First US edition. 8vo. 278pp. Quarter-bound black cloth, lettered in silver to spine. Jacket design by Barbara de Wilde.
Signed by Kay to title-page.
Author's first novel. Winner of the 1998 Guardian Fiction Prize and the 2000 Authors' Club First Novel Award. Shortlisted for the 2000 International IMPAC Dublin Literary Award.

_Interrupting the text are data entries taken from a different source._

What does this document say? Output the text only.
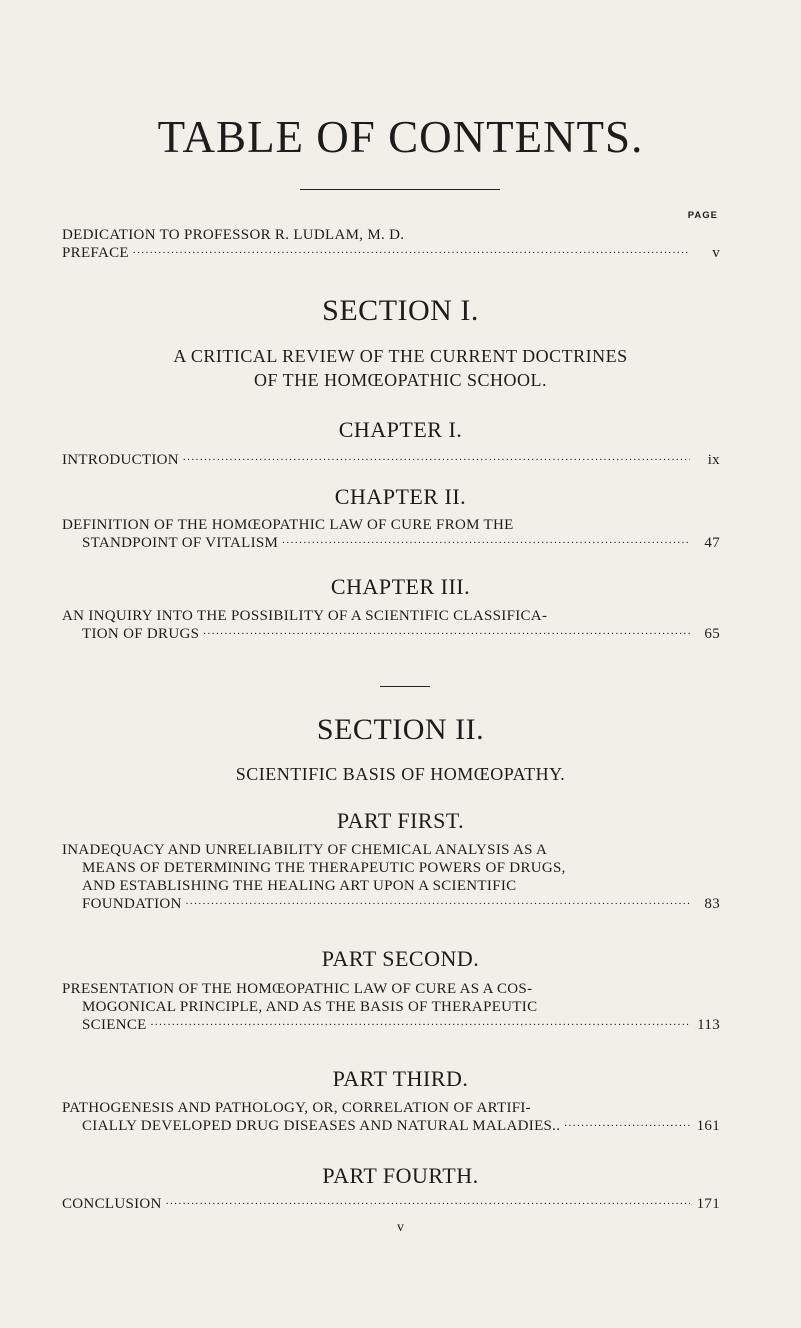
TABLE OF CONTENTS.
PAGE
DEDICATION TO PROFESSOR R. LUDLAM, M. D.
PREFACE .....	v
SECTION I.
A CRITICAL REVIEW OF THE CURRENT DOCTRINES
OF THE HOMŒOPATHIC SCHOOL.
CHAPTER I.
INTRODUCTION .....	ix
CHAPTER II.
DEFINITION OF THE HOMŒOPATHIC LAW OF CURE FROM THE
STANDPOINT OF VITALISM .....	47
CHAPTER III.
AN INQUIRY INTO THE POSSIBILITY OF A SCIENTIFIC CLASSIFICA-
TION OF DRUGS .....	65
SECTION II.
SCIENTIFIC BASIS OF HOMŒOPATHY.
PART FIRST.
INADEQUACY AND UNRELIABILITY OF CHEMICAL ANALYSIS AS A
MEANS OF DETERMINING THE THERAPEUTIC POWERS OF DRUGS,
AND ESTABLISHING THE HEALING ART UPON A SCIENTIFIC
FOUNDATION .....	83
PART SECOND.
PRESENTATION OF THE HOMŒOPATHIC LAW OF CURE AS A COS-
MOGONICAL PRINCIPLE, AND AS THE BASIS OF THERAPEUTIC
SCIENCE .....	113
PART THIRD.
PATHOGENESIS AND PATHOLOGY, OR, CORRELATION OF ARTIFI-
CIALLY DEVELOPED DRUG DISEASES AND NATURAL MALADIES.. .....	161
PART FOURTH.
CONCLUSION .....	171
v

"No doubt they will call me a lesbian. They will find words to fit onto me. Words that don't fit me. Words that don't fit Joss." The fictional account of one Joss Moody, a transgender Black Scottish trumpet player, who is revealed on his deathbed to be a woman, inspired by the real-life story of U.S. musician Billy Tipton (neé Dorothy Tipton). Employing multiple first-person perspectives – the bereaved widow, adopted son, mother, registrar, doctor, funeral director, old friends, band members, and a tabloid journalist – all conflicting and interacting like jazz instruments riffing on a melody to illuminate recurrent motifs in Kay's writing, such as being adopted, of mixed parentage and a consequent search for cultural roots.

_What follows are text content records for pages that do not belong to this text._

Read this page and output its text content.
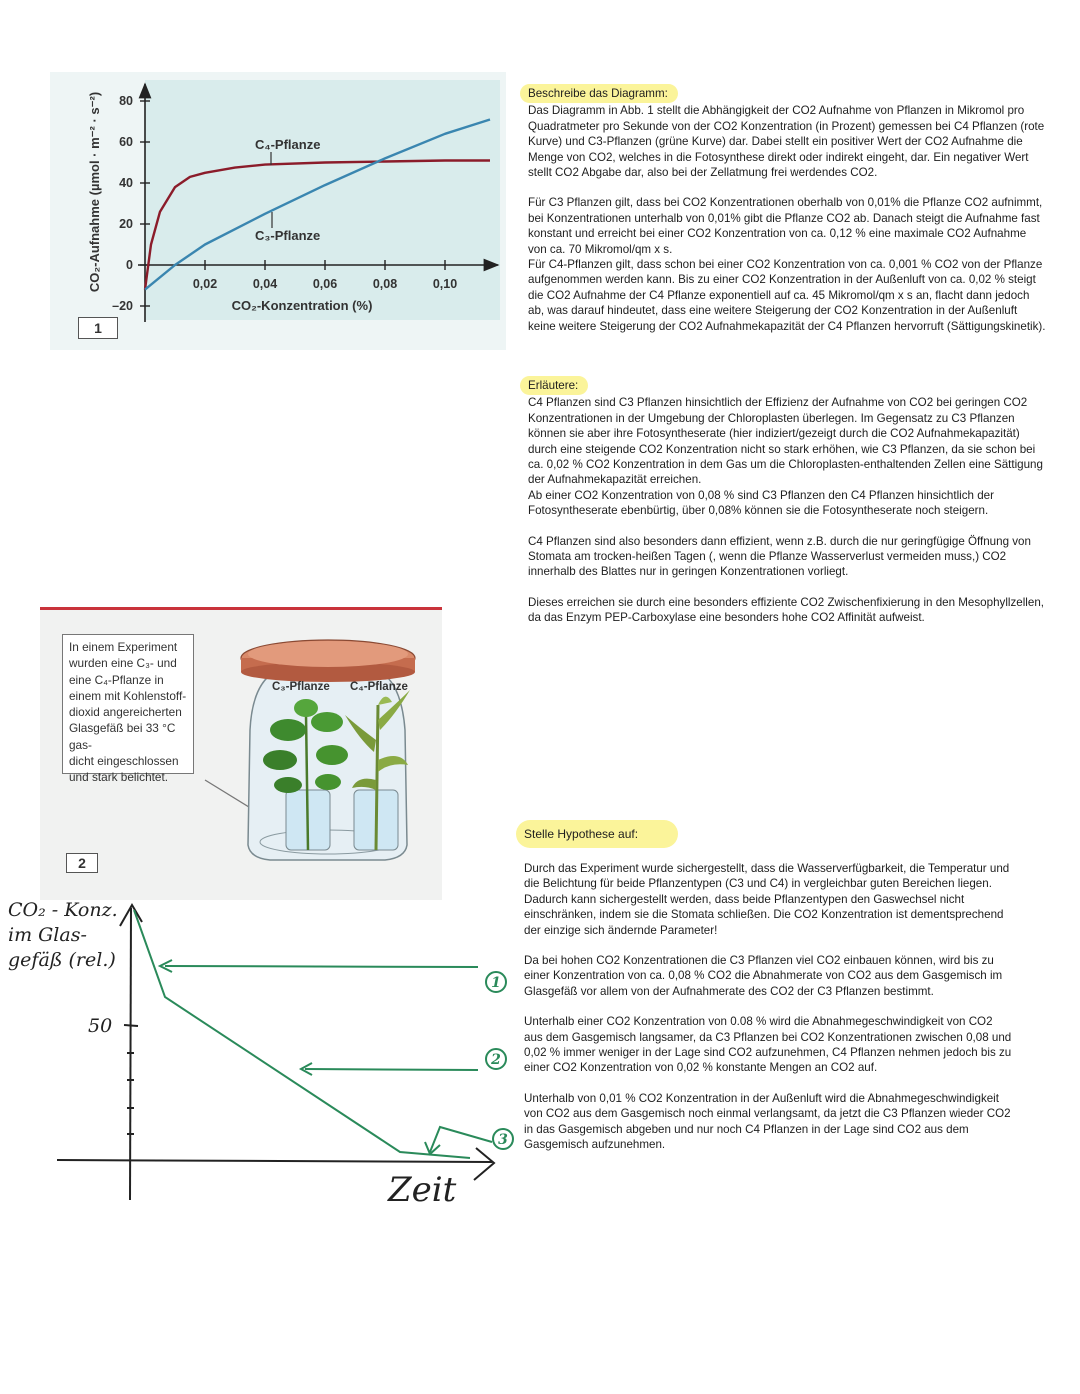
80
60
40
20
0
–20
0,02	0,04	0,06	0,08	0,10
CO₂-Konzentration (%)
CO₂-Aufnahme (µmol · m⁻² · s⁻²)	C₄-Pflanze
C₃-Pflanze
1
C₃-Pflanze C₄-Pflanze
In einem Experiment
wurden eine C₃- und
eine C₄-Pflanze in
einem mit Kohlenstoff-
dioxid angereicherten
Glasgefäß bei 33 °C gas-
dicht eingeschlossen
und stark belichtet.
2
CO₂ - Konz.
im Glas-
gefäß (rel.)
50
Zeit
1
2
3
Beschreibe das Diagramm:

Das Diagramm in Abb. 1 stellt die Abhängigkeit der CO2 Aufnahme von Pflanzen in Mikromol pro Quadratmeter pro Sekunde von der CO2 Konzentration (in Prozent) gemessen bei C4 Pflanzen (rote Kurve) und C3-Pflanzen (grüne Kurve) dar. Dabei stellt ein positiver Wert der CO2 Aufnahme die Menge von CO2, welches in die Fotosynthese direkt oder indirekt eingeht, dar. Ein negativer Wert stellt CO2 Abgabe dar, also bei der Zellatmung frei werdendes CO2.

Für C3 Pflanzen gilt, dass bei CO2 Konzentrationen oberhalb von 0,01% die Pflanze CO2 aufnimmt, bei Konzentrationen unterhalb von 0,01% gibt die Pflanze CO2 ab. Danach steigt die Aufnahme fast konstant und erreicht bei einer CO2 Konzentration von ca. 0,12 % eine maximale CO2 Aufnahme von ca. 70 Mikromol/qm x s.

Für C4-Pflanzen gilt, dass schon bei einer CO2 Konzentration von ca. 0,001 % CO2 von der Pflanze aufgenommen werden kann. Bis zu einer CO2 Konzentration in der Außenluft von ca. 0,02 % steigt die CO2 Aufnahme der C4 Pflanze exponentiell auf ca. 45 Mikromol/qm x s an, flacht dann jedoch ab, was darauf hindeutet, dass eine weitere Steigerung der CO2 Konzentration in der Außenluft keine weitere Steigerung der CO2 Aufnahmekapazität der C4 Pflanzen hervorruft (Sättigungskinetik).

Erläutere:

C4 Pflanzen sind C3 Pflanzen hinsichtlich der Effizienz der Aufnahme von CO2 bei geringen CO2 Konzentrationen in der Umgebung der Chloroplasten überlegen. Im Gegensatz zu C3 Pflanzen können sie aber ihre Fotosyntheserate (hier indiziert/gezeigt durch die CO2 Aufnahmekapazität) durch eine steigende CO2 Konzentration nicht so stark erhöhen, wie C3 Pflanzen, da sie schon bei ca. 0,02 % CO2 Konzentration in dem Gas um die Chloroplasten-enthaltenden Zellen eine Sättigung der Aufnahmekapazität erreichen.

Ab einer CO2 Konzentration von 0,08 % sind C3 Pflanzen den C4 Pflanzen hinsichtlich der Fotosyntheserate ebenbürtig, über 0,08% können sie die Fotosyntheserate noch steigern.

C4 Pflanzen sind also besonders dann effizient, wenn z.B. durch die nur geringfügige Öffnung von Stomata am trocken-heißen Tagen (, wenn die Pflanze Wasserverlust vermeiden muss,) CO2 innerhalb des Blattes nur in geringen Konzentrationen vorliegt.

Dieses erreichen sie durch eine besonders effiziente CO2 Zwischenfixierung in den Mesophyllzellen, da das Enzym PEP-Carboxylase eine besonders hohe CO2 Affinität aufweist.

Stelle Hypothese auf:

Durch das Experiment wurde sichergestellt, dass die Wasserverfügbarkeit, die Temperatur und die Belichtung für beide Pflanzentypen (C3 und C4) in vergleichbar guten Bereichen liegen. Dadurch kann sichergestellt werden, dass beide Pflanzentypen den Gaswechsel nicht einschränken, indem sie die Stomata schließen. Die CO2 Konzentration ist dementsprechend der einzige sich ändernde Parameter!

Da bei hohen CO2 Konzentrationen die C3 Pflanzen viel CO2 einbauen können, wird bis zu einer Konzentration von ca. 0,08 % CO2 die Abnahmerate von CO2 aus dem Gasgemisch im Glasgefäß vor allem von der Aufnahmerate des CO2 der C3 Pflanzen bestimmt.

Unterhalb einer CO2 Konzentration von 0.08 % wird die Abnahmegeschwindigkeit von CO2 aus dem Gasgemisch langsamer, da C3 Pflanzen bei CO2 Konzentrationen zwischen 0,08 und 0,02 % immer weniger in der Lage sind CO2 aufzunehmen, C4 Pflanzen nehmen jedoch bis zu einer CO2 Konzentration von 0,02 % konstante Mengen an CO2 auf.

Unterhalb von 0,01 % CO2 Konzentration in der Außenluft wird die Abnahmegeschwindigkeit von CO2 aus dem Gasgemisch noch einmal verlangsamt, da jetzt die C3 Pflanzen wieder CO2 in das Gasgemisch abgeben und nur noch C4 Pflanzen in der Lage sind CO2 aus dem Gasgemisch aufzunehmen.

As the author explained in an interview with Maya Jaggi: "Trumpet's form echoes jazz. There's a solo, with improvisations by people affected by this secret; one refrain made to play different ways. Jazz is fascinating, because it's always fluid, it has the past in it – work songs, slave songs, blues. Jazz is a process of reinventing itself. And race too, is less fixed, more fluid, in jazz. There's a sense in jazz being a family."
"Recounted in clear, spare, utterly unsentimental prose... the voices in this tender, compassionate work were still singing in my head a couple of weeks after I'd finished it." –Observer
[Maya Jaggi, "Race and All that Jazz", The Guardian, 5 December, 1998, p. 10.]